DIVERSE AND ENERGETIC CHERYL DUNN WORK

cheryldunn

Cheryl Dunn (1960- , USA)

Cheryl Dunn is a New York-based photographer and filmmaker. Upon graduating from Rutgers University with a degree in art history, Dunn moved to Europe to pursue fashion photography. After traveling and shooting extensively for two years, she moved back to New York where she became a successful photographer shooting for magazines such as Spin, Vogue, Elle, Harpers Bazaar and Dazed and Confused. In the mid 1990s, Dunn began to focus much more on filmmaking, first creating small pieces for herself and eventually shooting and directing some of the most classic films of this generation.

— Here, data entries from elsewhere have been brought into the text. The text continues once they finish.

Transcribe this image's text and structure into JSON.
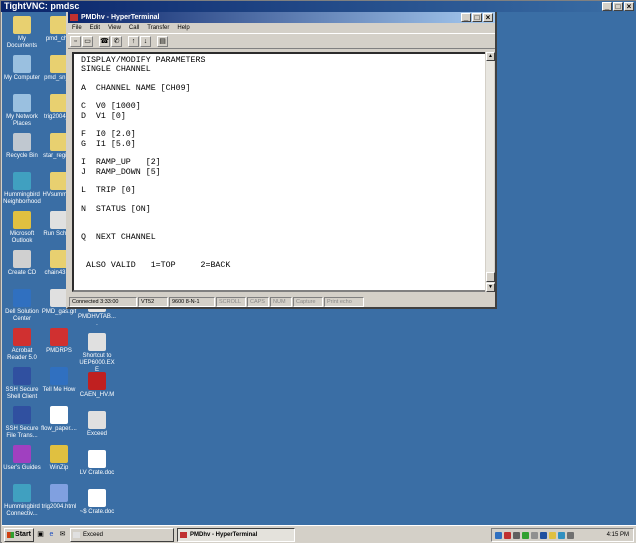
{
  "vnc": {
    "title": "TightVNC: pmdsc"
  },
  "desktop_icons_col1": [
    {
      "label": "My Documents",
      "icon": "my-documents-icon",
      "color": "#e8d070"
    },
    {
      "label": "My Computer",
      "icon": "my-computer-icon",
      "color": "#9ac0e0"
    },
    {
      "label": "My Network Places",
      "icon": "network-places-icon",
      "color": "#9ac0e0"
    },
    {
      "label": "Recycle Bin",
      "icon": "recycle-bin-icon",
      "color": "#c0c8d0"
    },
    {
      "label": "Hummingbird Neighborhood",
      "icon": "hummingbird-icon",
      "color": "#40a0c0"
    },
    {
      "label": "Microsoft Outlook",
      "icon": "outlook-icon",
      "color": "#e0c040"
    },
    {
      "label": "Create CD",
      "icon": "create-cd-icon",
      "color": "#d0d0d0"
    },
    {
      "label": "Dell Solution Center",
      "icon": "dell-icon",
      "color": "#3070c0"
    },
    {
      "label": "Acrobat Reader 5.0",
      "icon": "acrobat-icon",
      "color": "#d03030"
    },
    {
      "label": "SSH Secure Shell Client",
      "icon": "ssh-client-icon",
      "color": "#3050a0"
    },
    {
      "label": "SSH Secure File Trans...",
      "icon": "ssh-file-transfer-icon",
      "color": "#3050a0"
    },
    {
      "label": "User's Guides",
      "icon": "user-guides-icon",
      "color": "#a040c0"
    },
    {
      "label": "Hummingbird Connectiv...",
      "icon": "hummingbird-connectivity-icon",
      "color": "#40a0c0"
    }
  ],
  "desktop_icons_col2": [
    {
      "label": "pmd_ch...",
      "icon": "folder-icon",
      "color": "#e8d070"
    },
    {
      "label": "pmd_sn_...",
      "icon": "folder-icon",
      "color": "#e8d070"
    },
    {
      "label": "trig2004_...",
      "icon": "folder-icon",
      "color": "#e8d070"
    },
    {
      "label": "star_regio...",
      "icon": "folder-icon",
      "color": "#e8d070"
    },
    {
      "label": "HVsumma...",
      "icon": "folder-icon",
      "color": "#e8d070"
    },
    {
      "label": "Run Scho...",
      "icon": "run-schedule-icon",
      "color": "#e0e0e0"
    },
    {
      "label": "chain43.j...",
      "icon": "document-icon",
      "color": "#e8d070"
    },
    {
      "label": "PMD_gas.gif",
      "icon": "gif-file-icon",
      "color": "#e0e0e0"
    },
    {
      "label": "PMDRPS",
      "icon": "pmdrps-icon",
      "color": "#d03030"
    },
    {
      "label": "Tell Me How",
      "icon": "tell-me-how-icon",
      "color": "#3070c0"
    },
    {
      "label": "flow_paper....",
      "icon": "word-doc-icon",
      "color": "#ffffff"
    },
    {
      "label": "WinZip",
      "icon": "winzip-icon",
      "color": "#e0c040"
    },
    {
      "label": "trig2004.html",
      "icon": "html-file-icon",
      "color": "#80a0e0"
    }
  ],
  "desktop_icons_col3": [
    {
      "label": "PMDHVTAB....",
      "icon": "pmdhvtab-icon",
      "color": "#e0e0e0"
    },
    {
      "label": "Shortcut to UEP6000.EXE",
      "icon": "shortcut-icon",
      "color": "#e0e0e0"
    },
    {
      "label": "CAEN_HV.M",
      "icon": "caen-hv-icon",
      "color": "#c02020"
    },
    {
      "label": "Exceed",
      "icon": "exceed-icon",
      "color": "#e0e0e0"
    },
    {
      "label": "LV Crate.doc",
      "icon": "word-doc-icon",
      "color": "#ffffff"
    },
    {
      "label": "~$ Crate.doc",
      "icon": "word-doc-icon",
      "color": "#ffffff"
    }
  ],
  "hyperterminal": {
    "title": "PMDhv - HyperTerminal",
    "menus": [
      "File",
      "Edit",
      "View",
      "Call",
      "Transfer",
      "Help"
    ],
    "terminal_lines": [
      "DISPLAY/MODIFY PARAMETERS",
      "SINGLE CHANNEL",
      "",
      "A  CHANNEL NAME [CH09]",
      "",
      "C  V0 [1000]",
      "D  V1 [0]",
      "",
      "F  I0 [2.0]",
      "G  I1 [5.0]",
      "",
      "I  RAMP_UP   [2]",
      "J  RAMP_DOWN [5]",
      "",
      "L  TRIP [0]",
      "",
      "N  STATUS [ON]",
      "",
      "",
      "Q  NEXT CHANNEL",
      "",
      "",
      " ALSO VALID   1=TOP     2=BACK"
    ],
    "status": [
      {
        "text": "Connected 3:33:00",
        "dim": false
      },
      {
        "text": "VT52",
        "dim": false
      },
      {
        "text": "9600 8-N-1",
        "dim": false
      },
      {
        "text": "SCROLL",
        "dim": true
      },
      {
        "text": "CAPS",
        "dim": true
      },
      {
        "text": "NUM",
        "dim": true
      },
      {
        "text": "Capture",
        "dim": true
      },
      {
        "text": "Print echo",
        "dim": true
      }
    ]
  },
  "taskbar": {
    "start_label": "Start",
    "tasks": [
      {
        "label": "Exceed",
        "active": false
      },
      {
        "label": "PMDhv - HyperTerminal",
        "active": true
      }
    ],
    "clock": "4:15 PM"
  }
}
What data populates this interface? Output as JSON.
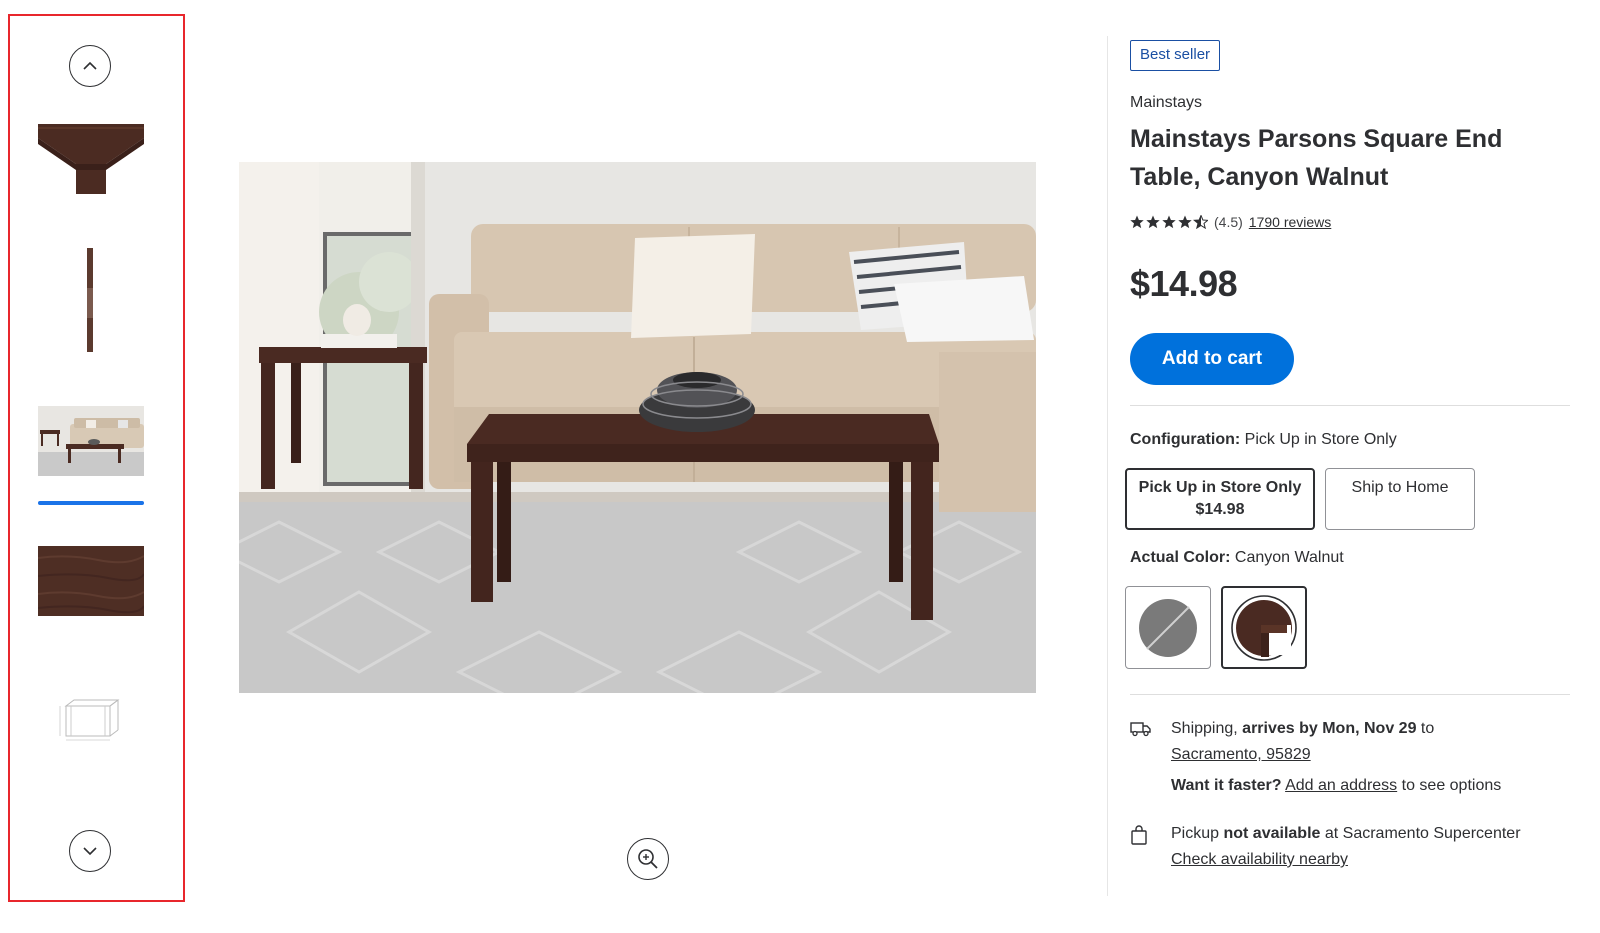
{
  "thumbnails": {
    "scroll_up": "chevron-up-icon",
    "scroll_down": "chevron-down-icon",
    "items": [
      "table corner",
      "table leg side view",
      "living room scene",
      "walnut wood texture",
      "dimension diagram"
    ],
    "selected_index": 2,
    "frame_color": "#e8262c",
    "indicator_color": "#1a73e8"
  },
  "main_image": {
    "zoom_icon": "zoom-in-icon"
  },
  "product": {
    "badge": "Best seller",
    "brand": "Mainstays",
    "title": "Mainstays Parsons Square End Table, Canyon Walnut",
    "rating_value": "(4.5)",
    "rating_stars": 4.5,
    "reviews": "1790 reviews",
    "price": "$14.98",
    "add_to_cart": "Add to cart",
    "accent_color": "#0071dc"
  },
  "configuration": {
    "label": "Configuration:",
    "value": "Pick Up in Store Only",
    "options": [
      {
        "label": "Pick Up in Store Only",
        "price": "$14.98",
        "selected": true
      },
      {
        "label": "Ship to Home",
        "price": "",
        "selected": false
      }
    ]
  },
  "color": {
    "label": "Actual Color:",
    "value": "Canyon Walnut",
    "swatches": [
      {
        "name": "gray",
        "hex": "#7a7a7a",
        "available": false,
        "selected": false
      },
      {
        "name": "Canyon Walnut",
        "hex": "#4a2a22",
        "available": true,
        "selected": true
      }
    ]
  },
  "shipping": {
    "prefix": "Shipping,",
    "arrives": "arrives by Mon, Nov 29",
    "to": "to",
    "location": "Sacramento, 95829",
    "faster_q": "Want it faster?",
    "add_address": "Add an address",
    "see_options": "to see options"
  },
  "pickup": {
    "prefix": "Pickup",
    "status": "not available",
    "at": "at Sacramento Supercenter",
    "check": "Check availability nearby"
  }
}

Her first film, Sped (1997), was created as a series of vignettes on young artists from the worlds of skateboarding and graffiti. Produced originally as a promotional film for a snowboard company and for a very small audience, the film went on to be featured in film festivals worldwide. Her second film, Backworlds for Words (1999), is a documentation of a skateboard ballet, choreographed by artist/professional skateboarder Mark Gonzales for the Stadtisches Museum in Monchengladbach, Germany. The film includes footage of the actual performance as well as candid interviews and documentation of Gonzales performing poetry readings around Germany. In 2000, her photos were included in the Widely Unknown show at Deitch Projects in New York. Other projects with Deitch include co-curating shows entitled Starstruck and Session the Bowl in 2002 which featured her two-channel video installation Social Security. In 2002, she was awarded a residency at the Wexner Center in Columbus, Ohio, where she was commissioned to make a film in conjunction with the design exhibit, Mood River. Come Mute is an autobiographical fable representing the life of a young New Jersey girl as she tries to figure out how to bring creativity to her working class existence.